Gaedynn sprang to his feet and loosed his last two arrows. The first pierced the shadar-kai’s torso. The second stabbed all the way through a servant’s throat.

She willed the soil to well up higher around the foes who were still alive, like waves in a stormy sea. Dirt flowed over one and covered him entirely.

But the other three vanished, leaving holes in the ground. Prompted by instinct, Jhesrhi spun around. Two of the servants were right behind her. Covered in mud, ugly faces contorted, they sprang at her with their knives raised over their heads.

She spoke to the wind, and it howled and shoved them back. That gave her time to rattle off a charm of slumber, each syllable softer than the one before.

The little gray men collapsed. She killed one by ramming the butt of her staff into his forehead. His scimitar already bloody-from dispatching the servant who’d shifted elsewhere, presumably-Gaedynn trotted up beside her and slashed the throat of the other. The bodies exploded into dark vapor, and their killers stepped back to avoid it.

“Well,” Gaedynn said, “that was easy enough.”

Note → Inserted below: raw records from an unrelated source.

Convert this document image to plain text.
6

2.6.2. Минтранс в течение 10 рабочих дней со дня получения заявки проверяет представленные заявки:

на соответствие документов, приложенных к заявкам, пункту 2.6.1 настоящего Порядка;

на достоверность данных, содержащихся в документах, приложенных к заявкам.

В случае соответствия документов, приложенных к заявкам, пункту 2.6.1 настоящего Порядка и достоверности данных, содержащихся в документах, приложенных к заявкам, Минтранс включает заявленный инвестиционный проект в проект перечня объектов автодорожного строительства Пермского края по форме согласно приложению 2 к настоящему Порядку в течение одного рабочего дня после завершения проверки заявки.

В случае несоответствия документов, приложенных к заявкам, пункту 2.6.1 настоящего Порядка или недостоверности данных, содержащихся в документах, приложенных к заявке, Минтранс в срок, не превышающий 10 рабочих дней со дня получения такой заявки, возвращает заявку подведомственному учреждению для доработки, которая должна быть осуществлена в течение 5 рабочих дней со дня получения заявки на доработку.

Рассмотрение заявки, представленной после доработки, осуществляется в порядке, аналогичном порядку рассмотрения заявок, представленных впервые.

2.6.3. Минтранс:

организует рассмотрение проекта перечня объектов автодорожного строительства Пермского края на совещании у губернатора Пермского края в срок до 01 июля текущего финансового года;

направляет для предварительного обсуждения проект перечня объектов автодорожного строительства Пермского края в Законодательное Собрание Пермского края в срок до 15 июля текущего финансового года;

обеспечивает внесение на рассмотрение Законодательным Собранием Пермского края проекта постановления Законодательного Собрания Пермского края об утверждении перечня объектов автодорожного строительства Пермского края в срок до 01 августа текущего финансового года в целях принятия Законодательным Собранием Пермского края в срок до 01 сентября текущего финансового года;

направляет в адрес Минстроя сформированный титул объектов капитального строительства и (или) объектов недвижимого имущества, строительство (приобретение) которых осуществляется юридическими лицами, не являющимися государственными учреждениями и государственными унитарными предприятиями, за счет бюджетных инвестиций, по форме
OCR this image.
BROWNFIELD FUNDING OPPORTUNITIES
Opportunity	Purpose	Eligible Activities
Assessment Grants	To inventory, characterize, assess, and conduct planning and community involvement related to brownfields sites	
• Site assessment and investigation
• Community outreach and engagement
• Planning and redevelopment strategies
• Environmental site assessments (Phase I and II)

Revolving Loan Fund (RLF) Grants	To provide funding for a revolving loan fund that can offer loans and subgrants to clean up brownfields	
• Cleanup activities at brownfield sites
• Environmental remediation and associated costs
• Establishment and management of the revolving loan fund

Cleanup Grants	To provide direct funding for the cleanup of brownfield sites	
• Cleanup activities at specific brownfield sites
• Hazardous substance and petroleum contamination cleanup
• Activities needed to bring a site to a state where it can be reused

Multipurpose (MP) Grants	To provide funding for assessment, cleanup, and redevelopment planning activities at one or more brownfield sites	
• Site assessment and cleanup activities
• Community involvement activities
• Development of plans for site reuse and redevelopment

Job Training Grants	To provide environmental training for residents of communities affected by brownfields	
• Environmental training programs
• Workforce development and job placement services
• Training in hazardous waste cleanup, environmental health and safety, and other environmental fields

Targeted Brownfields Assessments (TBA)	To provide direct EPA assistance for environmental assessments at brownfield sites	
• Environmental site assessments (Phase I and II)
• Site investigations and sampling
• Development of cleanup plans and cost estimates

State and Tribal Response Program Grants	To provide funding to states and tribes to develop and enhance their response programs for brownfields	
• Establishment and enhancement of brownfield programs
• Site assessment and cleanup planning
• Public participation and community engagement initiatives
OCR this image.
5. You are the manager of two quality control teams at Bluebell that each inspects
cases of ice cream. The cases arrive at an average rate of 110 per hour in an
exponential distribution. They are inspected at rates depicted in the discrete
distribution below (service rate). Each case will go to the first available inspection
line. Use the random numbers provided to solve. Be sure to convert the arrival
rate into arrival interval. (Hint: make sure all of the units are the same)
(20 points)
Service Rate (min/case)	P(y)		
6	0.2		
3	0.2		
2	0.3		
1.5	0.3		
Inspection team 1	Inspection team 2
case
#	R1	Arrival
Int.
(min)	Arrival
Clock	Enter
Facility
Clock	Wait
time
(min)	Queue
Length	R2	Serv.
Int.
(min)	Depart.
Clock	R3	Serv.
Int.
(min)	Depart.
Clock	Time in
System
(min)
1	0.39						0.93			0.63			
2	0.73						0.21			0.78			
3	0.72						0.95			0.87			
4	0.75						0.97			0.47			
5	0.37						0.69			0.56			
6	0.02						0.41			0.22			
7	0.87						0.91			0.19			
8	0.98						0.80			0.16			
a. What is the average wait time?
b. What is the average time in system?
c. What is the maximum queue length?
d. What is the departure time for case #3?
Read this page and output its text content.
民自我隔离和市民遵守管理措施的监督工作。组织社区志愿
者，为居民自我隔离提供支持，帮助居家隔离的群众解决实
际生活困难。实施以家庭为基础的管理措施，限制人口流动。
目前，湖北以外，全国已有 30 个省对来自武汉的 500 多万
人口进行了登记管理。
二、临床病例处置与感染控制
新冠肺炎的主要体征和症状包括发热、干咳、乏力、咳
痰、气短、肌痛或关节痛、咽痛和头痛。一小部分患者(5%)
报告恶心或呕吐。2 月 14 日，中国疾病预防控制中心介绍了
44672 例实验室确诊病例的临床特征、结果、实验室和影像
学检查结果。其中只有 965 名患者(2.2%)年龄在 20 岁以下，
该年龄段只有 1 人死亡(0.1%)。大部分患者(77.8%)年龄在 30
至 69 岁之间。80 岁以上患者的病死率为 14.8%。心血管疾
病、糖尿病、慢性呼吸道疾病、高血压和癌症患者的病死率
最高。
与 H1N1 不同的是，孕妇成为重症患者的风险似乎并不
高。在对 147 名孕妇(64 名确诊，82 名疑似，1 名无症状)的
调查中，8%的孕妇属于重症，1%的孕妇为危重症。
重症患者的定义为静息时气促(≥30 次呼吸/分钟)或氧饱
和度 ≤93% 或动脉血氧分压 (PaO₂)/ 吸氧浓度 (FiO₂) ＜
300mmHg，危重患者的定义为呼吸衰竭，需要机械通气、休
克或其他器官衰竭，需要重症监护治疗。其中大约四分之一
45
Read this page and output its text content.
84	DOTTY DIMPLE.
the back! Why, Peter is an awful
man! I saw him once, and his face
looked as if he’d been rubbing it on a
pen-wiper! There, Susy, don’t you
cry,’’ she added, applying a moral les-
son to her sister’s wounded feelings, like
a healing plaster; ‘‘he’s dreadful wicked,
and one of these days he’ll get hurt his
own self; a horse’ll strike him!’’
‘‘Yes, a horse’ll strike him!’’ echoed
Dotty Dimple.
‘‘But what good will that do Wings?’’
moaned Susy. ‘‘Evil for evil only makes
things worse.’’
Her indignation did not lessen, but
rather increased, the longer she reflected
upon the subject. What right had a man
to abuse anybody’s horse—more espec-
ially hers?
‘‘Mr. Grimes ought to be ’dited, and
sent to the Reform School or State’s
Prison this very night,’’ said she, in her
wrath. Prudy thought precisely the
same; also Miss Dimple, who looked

“It will get harder once their friends find the corpses and realize we’re still in their territory. And hunting them as they hunted us.”

“Oh, I’m sure we’ll cope.” He strode to the mired corpse of the shadar-kai and removed the dead man’s quiver. He pulled out one of the many black arrows, sighted down the length of it, and smiled.

*****

Cera sat cross-legged on a flat portion of the temple roof. The elevation brought her closer to the sun.

Amaunator’s radiance was shining just as brightly at ground level, so her ascent was purely a symbolic gesture. But every acolyte learned early on that where meditation was concerned, symbolism helped the practitioner achieve the proper frame of mind.

She studied the golden light reflecting from the rooftops around her. Then, when she felt centered, she lifted her eyes and gazed directly at the sun. No layman could have done so without pain and, if he persisted nonetheless, permanent damage to his sight. But the blaze simultaneously calmed and exalted her. It made her feel the majesty of her god.

Until a screech split the air, and a big black shape with outstretched wings cut between her and the object of her adoration. She felt a pang of dread, but the emotion disappeared when she recognized Jet for what-or, according to Aoth, who-he was.

“Sunlady!” cried the griffon.

“Yes?” she replied, thinking that even though she knew the beast could speak, it was a marvel to hear it nonetheless.

“Meet me in your garden! Now!”

She started to ask why. But then Jet swooped level with her rooftop, and she gasped at the sight of a crimson figure slumped on his back.

She clambered down her ladder and scurried through the interior of the temple with no regard for the dignity of a high priestess. As she burst out into the garden, Jet said, “A drake, or some creature like a drake, hurt him bad! I think he may be dying!”

Cera tried to put dismay aside and think with the calmness befitting a cleric and healer. “I’ll call my people to carry him to a bed.”